Meeting set for input on Wirt Street plans


inline tease photo
Photo

The Vindicator ( Youngstown)

Charles Shasho, Youngstown deputy director of public works

By David Skolnick

skolnick@vindy.com

YOUNGSTOWN

A $720,000 road project to Wirt Street would include a landscaped median near Arlington Heights.

The city and Ohio Department of Transportation will sponsor a meeting from 5 to 7 p.m. Wednesday at the Arlington Heights Recreation Center, 801 Park Ave., to get public input on the proposal.

There are only a handful of landscaped medians in the city, said Charles Shasho, deputy director of Youngstown’s public works department.

“I’m not necessarily opposed to [medians], but there are more maintenance issues,” he said.

Shasho later said, “I like them. They look nice, but it has to be in the right situation.”

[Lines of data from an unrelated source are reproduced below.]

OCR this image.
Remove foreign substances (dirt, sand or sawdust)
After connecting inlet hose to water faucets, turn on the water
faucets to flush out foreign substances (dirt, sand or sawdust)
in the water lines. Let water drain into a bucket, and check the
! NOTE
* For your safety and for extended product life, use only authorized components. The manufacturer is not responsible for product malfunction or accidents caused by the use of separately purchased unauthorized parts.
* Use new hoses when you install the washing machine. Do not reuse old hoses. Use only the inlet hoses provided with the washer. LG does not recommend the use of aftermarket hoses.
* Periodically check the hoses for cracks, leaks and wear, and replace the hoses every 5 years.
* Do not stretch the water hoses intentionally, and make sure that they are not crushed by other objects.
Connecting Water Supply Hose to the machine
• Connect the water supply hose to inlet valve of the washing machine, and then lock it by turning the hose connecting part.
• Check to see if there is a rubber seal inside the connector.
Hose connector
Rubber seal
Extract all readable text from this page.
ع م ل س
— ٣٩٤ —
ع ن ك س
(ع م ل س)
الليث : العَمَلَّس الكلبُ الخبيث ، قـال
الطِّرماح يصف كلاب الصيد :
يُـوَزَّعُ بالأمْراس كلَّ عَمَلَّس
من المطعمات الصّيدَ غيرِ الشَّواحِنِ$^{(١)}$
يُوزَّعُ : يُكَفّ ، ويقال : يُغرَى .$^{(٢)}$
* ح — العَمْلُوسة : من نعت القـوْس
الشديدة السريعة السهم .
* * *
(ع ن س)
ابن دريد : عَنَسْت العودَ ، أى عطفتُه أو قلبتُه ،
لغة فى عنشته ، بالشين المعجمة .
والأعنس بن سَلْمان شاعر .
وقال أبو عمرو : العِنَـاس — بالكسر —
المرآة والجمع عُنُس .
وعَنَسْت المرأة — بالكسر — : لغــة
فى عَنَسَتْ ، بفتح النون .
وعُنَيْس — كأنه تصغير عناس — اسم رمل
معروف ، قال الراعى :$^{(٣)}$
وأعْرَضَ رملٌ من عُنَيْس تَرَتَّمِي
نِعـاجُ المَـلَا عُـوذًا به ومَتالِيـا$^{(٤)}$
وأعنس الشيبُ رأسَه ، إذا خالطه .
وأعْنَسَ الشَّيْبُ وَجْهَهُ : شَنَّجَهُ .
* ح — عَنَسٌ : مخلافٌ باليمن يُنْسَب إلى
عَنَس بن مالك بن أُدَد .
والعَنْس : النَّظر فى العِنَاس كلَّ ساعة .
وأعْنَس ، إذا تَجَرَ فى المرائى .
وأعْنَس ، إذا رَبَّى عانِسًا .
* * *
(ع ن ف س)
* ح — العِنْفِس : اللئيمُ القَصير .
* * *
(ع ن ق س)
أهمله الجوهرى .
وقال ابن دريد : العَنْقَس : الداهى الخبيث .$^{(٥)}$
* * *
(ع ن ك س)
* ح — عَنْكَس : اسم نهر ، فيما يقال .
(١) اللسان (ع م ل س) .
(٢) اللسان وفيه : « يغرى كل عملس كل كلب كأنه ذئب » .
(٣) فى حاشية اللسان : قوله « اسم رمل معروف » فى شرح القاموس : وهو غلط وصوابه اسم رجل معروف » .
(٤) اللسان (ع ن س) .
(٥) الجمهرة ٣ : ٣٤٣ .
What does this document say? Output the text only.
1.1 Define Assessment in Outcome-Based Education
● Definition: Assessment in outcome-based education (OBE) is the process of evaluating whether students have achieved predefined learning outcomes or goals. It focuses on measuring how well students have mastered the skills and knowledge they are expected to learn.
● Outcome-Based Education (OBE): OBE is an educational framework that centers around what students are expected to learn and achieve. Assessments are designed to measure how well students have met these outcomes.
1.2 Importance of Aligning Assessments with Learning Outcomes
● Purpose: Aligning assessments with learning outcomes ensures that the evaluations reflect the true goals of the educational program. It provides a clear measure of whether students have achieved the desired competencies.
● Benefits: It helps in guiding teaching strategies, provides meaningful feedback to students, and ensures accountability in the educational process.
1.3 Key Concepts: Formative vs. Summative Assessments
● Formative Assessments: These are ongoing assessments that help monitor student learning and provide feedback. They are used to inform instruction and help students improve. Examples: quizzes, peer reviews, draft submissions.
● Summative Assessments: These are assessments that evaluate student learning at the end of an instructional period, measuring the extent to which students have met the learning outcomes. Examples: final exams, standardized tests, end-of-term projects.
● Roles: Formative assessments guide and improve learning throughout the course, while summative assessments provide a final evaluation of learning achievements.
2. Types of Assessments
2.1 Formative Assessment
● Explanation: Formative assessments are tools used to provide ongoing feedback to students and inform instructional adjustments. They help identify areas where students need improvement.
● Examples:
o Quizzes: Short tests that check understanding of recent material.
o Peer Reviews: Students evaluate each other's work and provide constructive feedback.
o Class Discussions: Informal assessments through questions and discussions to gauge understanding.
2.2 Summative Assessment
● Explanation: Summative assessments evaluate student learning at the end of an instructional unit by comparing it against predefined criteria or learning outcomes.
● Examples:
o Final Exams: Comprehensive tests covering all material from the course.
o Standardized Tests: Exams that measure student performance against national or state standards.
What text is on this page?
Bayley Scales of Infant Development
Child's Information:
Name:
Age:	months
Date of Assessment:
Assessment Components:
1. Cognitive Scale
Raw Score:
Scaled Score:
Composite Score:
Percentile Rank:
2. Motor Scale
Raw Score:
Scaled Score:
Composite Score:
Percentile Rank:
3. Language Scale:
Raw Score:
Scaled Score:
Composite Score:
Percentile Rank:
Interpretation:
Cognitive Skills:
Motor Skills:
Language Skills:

The request for the median, which would cost about $180,000 to $240,000 to build and landscape, came from the Youngstown Metropolitan Housing Authority, which built Arlington Heights from a federal grant.

Though the median plan isn’t finalized, the working proposal is to have it run for about 500 feet from Otis Street to just north of Lexington Avenue.

That would block vehicular traffic from crossing Wirt Street on Harlem and Rowland streets and Parmalee Avenue.

“We’ll have a study done on the roadway to see if it warrants [a median],” Shasho said. “We’re not going to put it in if the road doesn’t warrant it.”

The federal government is providing $600,000 for the work with YMHA paying $120,000 for the project, which also includes repaving Wirt Street between the U.S. Route 422/state Route 193 exit about 500 feet north to Lexington Avenue.

The project likely will start in July 2012 and take 45 days to complete, Shasho said.

YMHA favors a median because it will slow down pedestrian and vehicular traffic in a neighborhood that now has about 1,000 families, several of them living in YMHA housing, said Carmelita Douglas, the agency’s interim deputy executive director. The area includes an 11-acre park with outdoor recreational facilities and the indoor recreation center.

The median also will give the area a “neighborhood feel,” and beautify it, Douglas said.